Measurements and modeling of laser-induced incandescence of soot at different heights in a flat premixed flame

Abstract

Laser-induced incandescence (LII) measurements were conducted in a laminar flat rich premixed CH4/O2/N2 flame at atmospheric pressure using a Nd:YAG laser operated at 1,064 nm. Time-resolved LII signals were measured at 610 nm (20 nm FWHM) at different heights above the burner exit surface and at different laser fluences. The averaged soot temperature over 10 ns around the laser peak was determined from spectrally resolved LII signals over the spectral range of 500–630 nm. Flame temperature and soot primary particle diameter and aggregate size at several flame heights were obtained using the NO-LIF thermometry and from image analyses of sampled soot. The time-resolved LII signal and the averaged soot temperature were modeled using two LII models.

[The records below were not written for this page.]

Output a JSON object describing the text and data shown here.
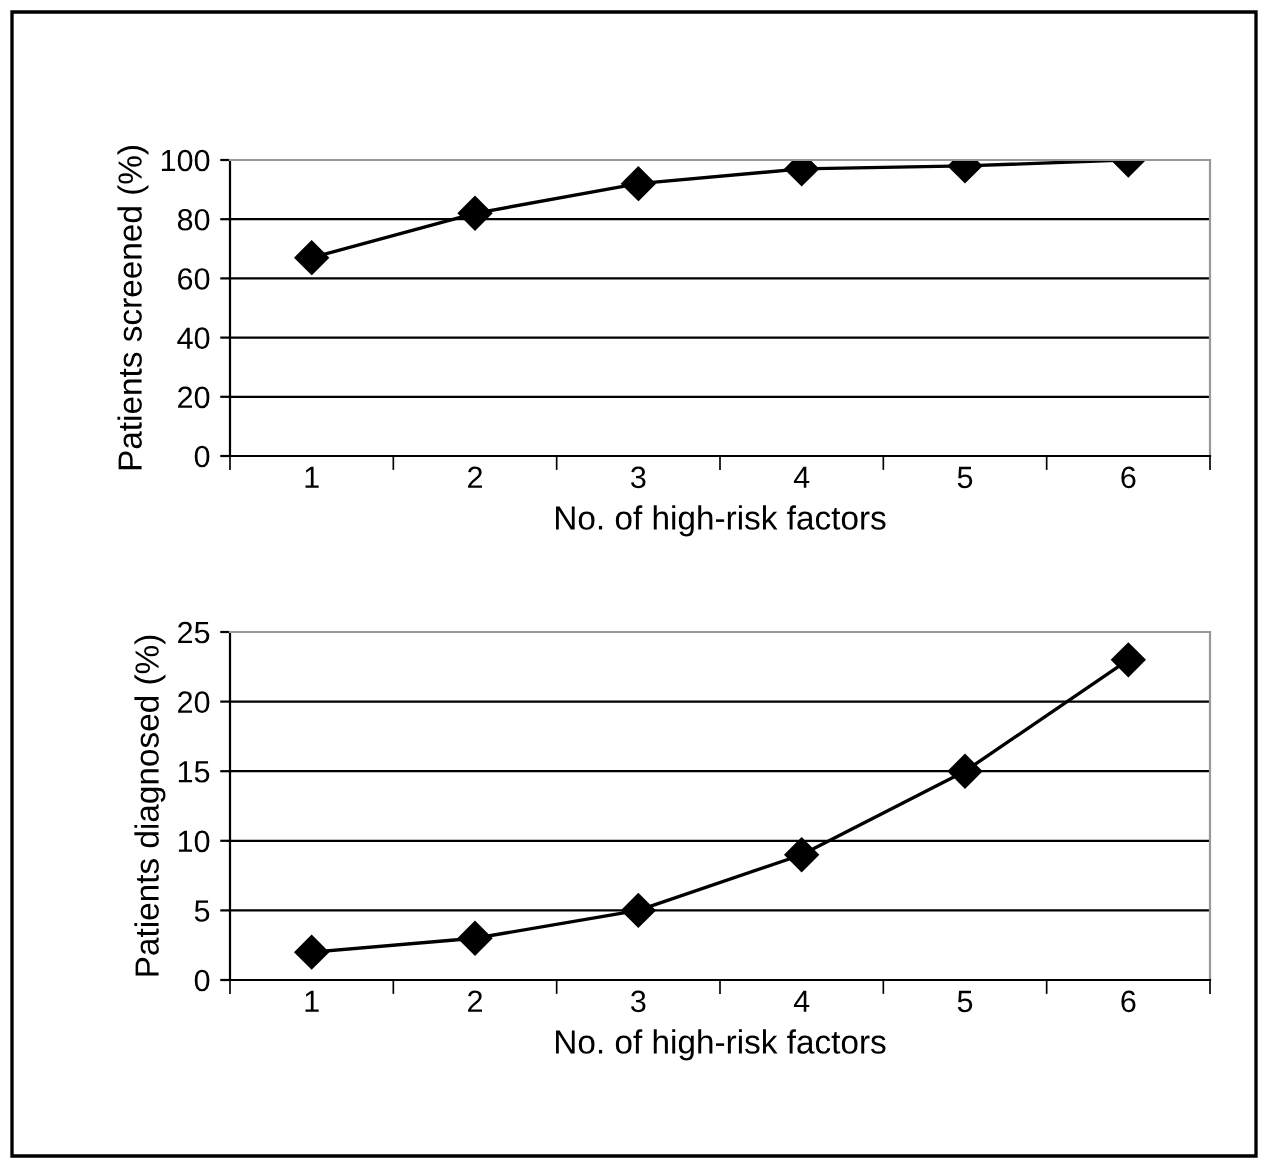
{
  "chart_data": [
    {
      "type": "line",
      "xlabel": "No. of high-risk factors",
      "ylabel": "Patients screened (%)",
      "categories": [
        "1",
        "2",
        "3",
        "4",
        "5",
        "6"
      ],
      "series": [
        {
          "color": "#000000",
          "values": [
            67,
            82,
            92,
            97,
            98,
            100
          ]
        }
      ],
      "ylim": [
        0,
        100
      ],
      "yticks": [
        0,
        20,
        40,
        60,
        80,
        100
      ],
      "grid": "y",
      "marker": "diamond",
      "line_style": "solid",
      "legend": false
    },
    {
      "type": "line",
      "xlabel": "No. of high-risk factors",
      "ylabel": "Patients diagnosed (%)",
      "categories": [
        "1",
        "2",
        "3",
        "4",
        "5",
        "6"
      ],
      "series": [
        {
          "color": "#000000",
          "values": [
            2,
            3,
            5,
            9,
            15,
            23
          ]
        }
      ],
      "ylim": [
        0,
        25
      ],
      "yticks": [
        0,
        5,
        10,
        15,
        20,
        25
      ],
      "grid": "y",
      "marker": "diamond",
      "line_style": "solid",
      "legend": false
    }
  ]
}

To achieve reasonable agreement between the modeled and experimental LII signal and soot temperature at low laser fluences, it is necessary to use flame height-dependent soot absorption functions. Such practice can be attributed to the continuous variation of soot thermal and/or radiative properties during the surface growth process after inception. At high laser fluences, both LII models are unable to reproduce the overall shape of the normalized time-resolved LII signal profiles and the averaged soot temperatures.